As you get older, you try a lot of different things in an attempt to find your true self, who you really are, and what you’re really like. Then there comes a point in your life when you think you have it all figured out. When people ask you to do things or go places and you say, “No, that’s not my thing”; “That’s just not the type of person I am”. You think you have defined your true self. But then over the years you notice you like certain things again and dislike some things you used to be happy about, or at least tolerate.
Then you realize that defining oneself does not stop at a certain age. You constantly evolve as you get older. I used to like clubbing. But this one time I realized it’s not for me. I no longer like that shit. It’s too loud and rowdy. And most people there are really young, like they’re still high school. I remember I used to say I will never trek a mountain. But then now I find myself thinking of giving it a chance. Because I realized how can you say no to something you haven’t really tried it? Well, except for drugs of course. I don’t need to try that stuff to say I don’t like it. I used to eat raisins when I was a kid. And now I remove them from salads or viands. Now I also say yuck to green peas.
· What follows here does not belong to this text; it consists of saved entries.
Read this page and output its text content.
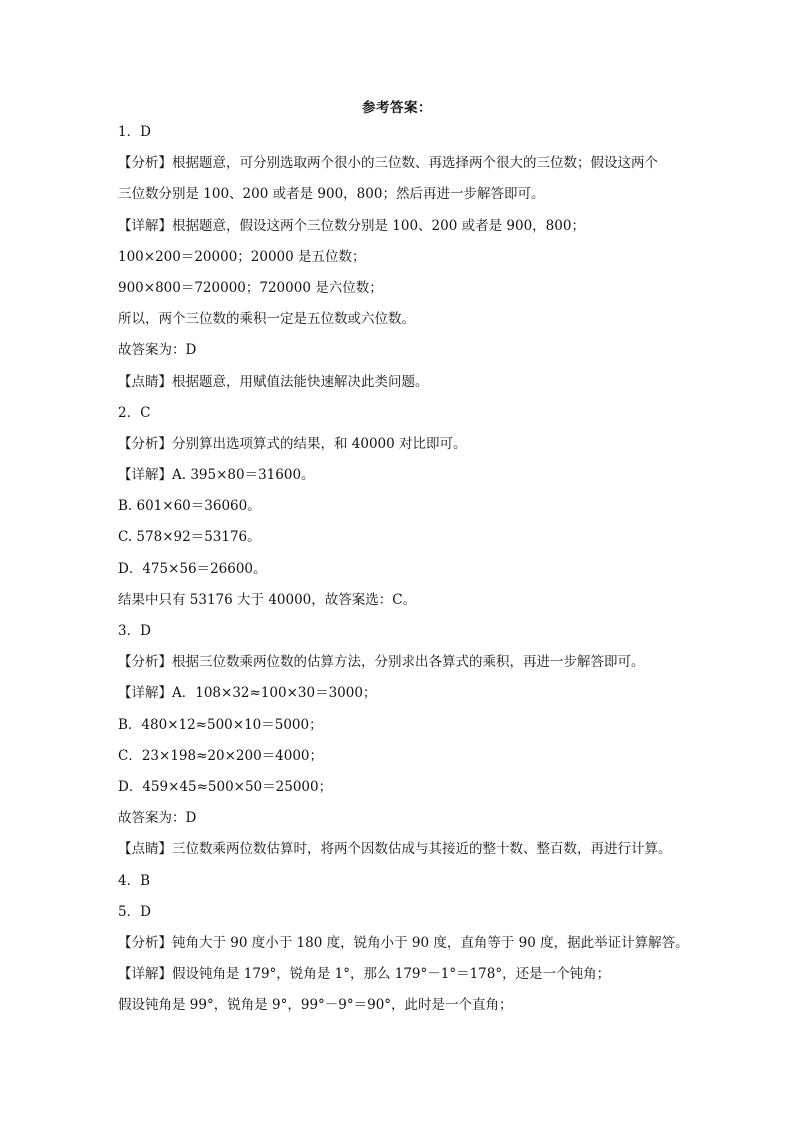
参考答案：
1．D
【分析】根据题意，可分别选取两个很小的三位数、再选择两个很大的三位数；假设这两个
三位数分别是 100、200 或者是 900，800；然后再进一步解答即可。
【详解】根据题意，假设这两个三位数分别是 100、200 或者是 900，800；
100×200＝20000；20000 是五位数；
900×800＝720000；720000 是六位数；
所以，两个三位数的乘积一定是五位数或六位数。
故答案为：D
【点睛】根据题意，用赋值法能快速解决此类问题。
2．C
【分析】分别算出选项算式的结果，和 40000 对比即可。
【详解】A. 395×80＝31600。
B. 601×60＝36060。
C. 578×92＝53176。
D．475×56＝26600。
结果中只有 53176 大于 40000，故答案选：C。
3．D
【分析】根据三位数乘两位数的估算方法，分别求出各算式的乘积，再进一步解答即可。
【详解】A．108×32≈100×30＝3000；
B．480×12≈500×10＝5000；
C．23×198≈20×200＝4000；
D．459×45≈500×50＝25000；
故答案为：D
【点睛】三位数乘两位数估算时，将两个因数估成与其接近的整十数、整百数，再进行计算。
4．B
5．D
【分析】钝角大于 90 度小于 180 度，锐角小于 90 度，直角等于 90 度，据此举证计算解答。
【详解】假设钝角是 179°，锐角是 1°，那么 179°－1°＝178°，还是一个钝角；
假设钝角是 99°，锐角是 9°，99°－9°＝90°，此时是一个直角；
Even your personality will at some point be changed too. I used to be very emotional and pikon. Now I can take each joke as it comes and just laugh it off without being negatively affected. I used to hate myself and had a lot of emotional baggage. That’s gone now. It’s actually fun to look back and see how much I have matured. I only wish I get to be a better version of me as time progresses.
Who I was when I was younger is not exactly who I am at this point. And I predict there will still be changes in the future. My likes and dislikes will still add up or be trimmed down. My bad habits I will eventually overcome. I just hope that all changes will only be positive changes. But that’s actually up to me entirely. And I intend to see to it that I will only go uphill from here.